Low-wage immigrants in the United States, particularly the 8 million unauthorized workers, suffer from widespread labor standards violations. Their protection represents a singular challenge for modestly-resourced federal and state regulators, particularly in an era of record immigration enforcement. Many employers hire the unauthorized, knowingly or unknowingly, because they cannot attract sufficient numbers of authorized workers. An enduring minority, however, prefer to employ unauthorized workers in order to suppress wages and working conditions and to gain an advantage over their competitors. Their business model depends on the exploitation of workers who are less likely to complain, organize or pursue other remedies for mistreatment. Exacerbating matters, the unauthorized work disproportionately in jobs to which certain labor standards do not apply, and they belong to labor unions at lower rates than the US workforce as a whole (Schmitt 2010). Employers, in turn, face intense competition and pressure to cut costs. In addition, intensive immigration enforcement can make employees more vulnerable to retaliation for exercising their rights and less likely to challenge abuses (Cho and Smith 2013).
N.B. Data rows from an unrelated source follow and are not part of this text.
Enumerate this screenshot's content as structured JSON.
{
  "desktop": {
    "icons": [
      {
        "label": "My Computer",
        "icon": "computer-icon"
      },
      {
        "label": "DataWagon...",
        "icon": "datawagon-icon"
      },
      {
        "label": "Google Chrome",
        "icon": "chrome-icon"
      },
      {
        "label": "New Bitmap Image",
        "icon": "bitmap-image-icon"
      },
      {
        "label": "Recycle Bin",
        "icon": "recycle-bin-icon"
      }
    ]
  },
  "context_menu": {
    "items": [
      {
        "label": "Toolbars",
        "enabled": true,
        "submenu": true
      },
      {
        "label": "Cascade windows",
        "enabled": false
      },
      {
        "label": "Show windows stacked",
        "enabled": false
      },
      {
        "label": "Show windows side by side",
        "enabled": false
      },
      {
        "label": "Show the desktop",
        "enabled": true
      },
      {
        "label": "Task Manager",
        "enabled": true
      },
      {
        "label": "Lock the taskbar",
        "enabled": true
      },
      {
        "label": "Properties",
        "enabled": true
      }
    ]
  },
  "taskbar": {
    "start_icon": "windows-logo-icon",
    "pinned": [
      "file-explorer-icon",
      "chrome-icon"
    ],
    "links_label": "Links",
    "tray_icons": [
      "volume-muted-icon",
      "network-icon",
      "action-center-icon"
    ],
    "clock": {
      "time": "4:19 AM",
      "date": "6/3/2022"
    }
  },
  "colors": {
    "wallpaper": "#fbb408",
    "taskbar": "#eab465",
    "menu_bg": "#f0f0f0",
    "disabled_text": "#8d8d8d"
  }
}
This paper analyzes labor standards enforcement in light of the challenges posed by bad-faith employers, the historically high population of low-wage immigrant laborers (particularly the unauthorized), and record spending on immigration enforcement. It draws from a comprehensive report titled Labor Standards Enforcement and Low-Wage Immigrants: Creating an Effective Enforcement System(Kerwin and McCabe 2011). The paper identifies gaps in protection in the legal and regulatory labor standards framework, with a particular focus on the US Department of Labor’s (DOL’s) Wage and Hour Division (WHD) which enforces the Fair Labor Standards Act (FLSA). It argues that labor standards should be strengthened and enforcement resources bolstered. However, it also recognizes that federal and state agencies will never be able to investigate, penalize, or monitor a significant share of the employers subject to their jurisdictions. Thus, it concludes that the overall goal of these agencies should be to deter violations and to maximize compliance with the law.
To achieve these goals, regulators must be able to identify industries, sectors and firms with vulnerable workers; map the structures, relationships, and the distinct incentives of employers within these industries; and continuously evaluate the effectiveness of their enforcement strategies. WHD, in particular, needs to establish robust partnerships with other federal and state enforcement agencies, as well as with businesses, labor unions, and community-based organizations (CBOs) that enjoy direct access to low-wage immigrant workers. Status-blind enforcement and a coordinated response to the “misclassification” of employees as independent contractors must also be key priorities. In addition, a large-scale legalization program would strengthen the ability of immigrant workers to exercise and defend their rights.
 Fair Labor Standards Act, Pub. L. No. 75-718, 52 Stat. 1060 (June 25, 1938).